Александр Карпенко - Грань креста
— И тебя?
— И меня… Слушай дальше. Многие старожилы с подстанций до сих пор работают. Нилыч, например, с шестой. Выселки как раз входили в их зону обслуживания, я не путаю, Нилыч?
— Не путаешь, Люся. Там, верстах в десяти, до сих пор брошенное здание стоит. Машины пустые на площадке ржавеют… Проезжал я там пару раз, все бурьяном зарастает.
— А дальше?
— Дальше вот что. Когда оставшийся персонал начали на Центр эвакуировать, одну подстанцию потеряли. Тринадцатая находилась в лесном секторе, а в Лес, как ты знаешь, не особенно-то сунешься. На запросы с Центра они сперва отвечали, что эвакуироваться не намерены, потом и вовсе отвечать перестали. Попытались организовать поиск с вертолетов — у нас есть два. Искали-искали, ничего не нашли. Подстанция как сквозь землю провалилась. Дорога туда хорошая была, безо всяких вертолетов легко доехать можно было, так сгинула дорога, словно и не прокладывали ее. Начальство посуетилось-посуетилось, крыльями похлопало-похлопало да и отступилось. Решили, что без снабжения и финансирования сами вымрут. А они живы до сих пор и работают.
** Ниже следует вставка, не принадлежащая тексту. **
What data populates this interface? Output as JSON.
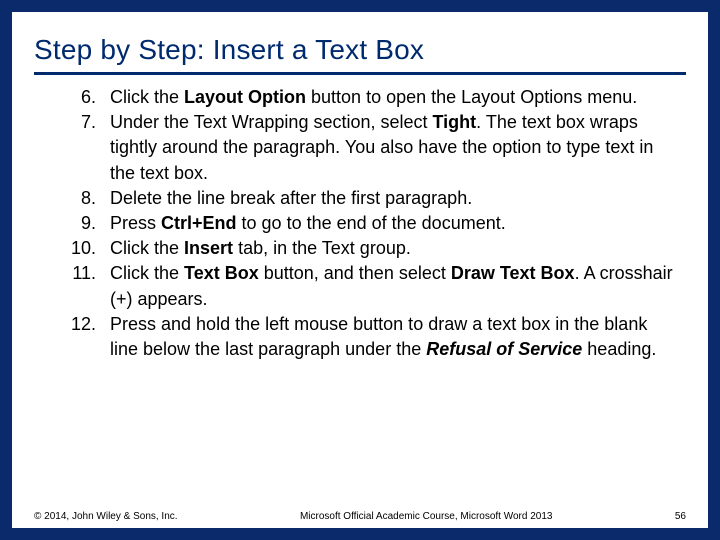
{
  "title": "Step by Step: Insert a Text Box",
  "steps": [
    {
      "num": "6.",
      "parts": [
        "Click the ",
        {
          "b": "Layout Option"
        },
        " button to open the Layout Options menu."
      ]
    },
    {
      "num": "7.",
      "parts": [
        "Under the Text Wrapping section, select ",
        {
          "b": "Tight"
        },
        ". The text box wraps tightly around the paragraph. You also have the option to type text in the text box."
      ]
    },
    {
      "num": "8.",
      "parts": [
        "Delete the line break after the first paragraph."
      ]
    },
    {
      "num": "9.",
      "parts": [
        "Press ",
        {
          "b": "Ctrl+End"
        },
        " to go to the end of the document."
      ]
    },
    {
      "num": "10.",
      "parts": [
        "Click the ",
        {
          "b": "Insert"
        },
        " tab, in the Text group."
      ]
    },
    {
      "num": "11.",
      "parts": [
        "Click the ",
        {
          "b": "Text Box"
        },
        " button, and then select ",
        {
          "b": "Draw Text Box"
        },
        ". A crosshair (+) appears."
      ]
    },
    {
      "num": "12.",
      "parts": [
        "Press and hold the left mouse button to draw a text box in the blank line below the last paragraph under the ",
        {
          "bi": "Refusal of Service"
        },
        " heading."
      ]
    }
  ],
  "footer": {
    "left": "© 2014, John Wiley & Sons, Inc.",
    "center": "Microsoft Official Academic Course, Microsoft Word 2013",
    "right": "56"
  }
}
— Что ж страху вокруг них столько? Работают себе, ну и на здоровье. Нам вызовов меньше.
— Ну, то, что я тебе до сих пор рассказывала, более-менее достоверно. Если и соврала, то немного. Кто пришел с филиалов, об этом периоде нет-нет да обмолвится. А вот дальше сплошные легенды начинаются.
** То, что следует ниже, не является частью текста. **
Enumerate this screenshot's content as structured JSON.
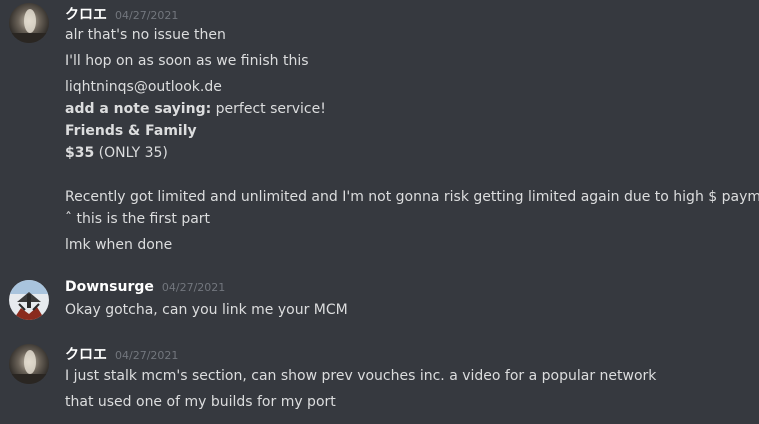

Говорят, что там работают медики высочайшей квалификации. Нет задачи, которая бы поставила их в тупик. Только со всеми, кому они оказывали помощь, потом происходили какие-то страшные несчастья. Кто с ума сходил, кто погибал лютой смертью, кто самоубийством кончал. Эмблема у них теперь другая, — Люси кивнула в сторону жетона, — видишь, крест-то как на кладбище. Рассказывают, бывало так: попала наша бригада в острую ситуацию. Нужно спецов вызывать кардиологов там или реанимацию, не справиться самим. А возможности вызвать нет. И тут появляются эти — в самый нужный момент. Лечат быстро, грамотно, аппаратура у них, какой мы и не видывали. То же и у населения. Стряслось что-то серьезное — жди тринадцатую подстанцию. Не хуже воронов беду чуют. А от их помощи одни слезы потом…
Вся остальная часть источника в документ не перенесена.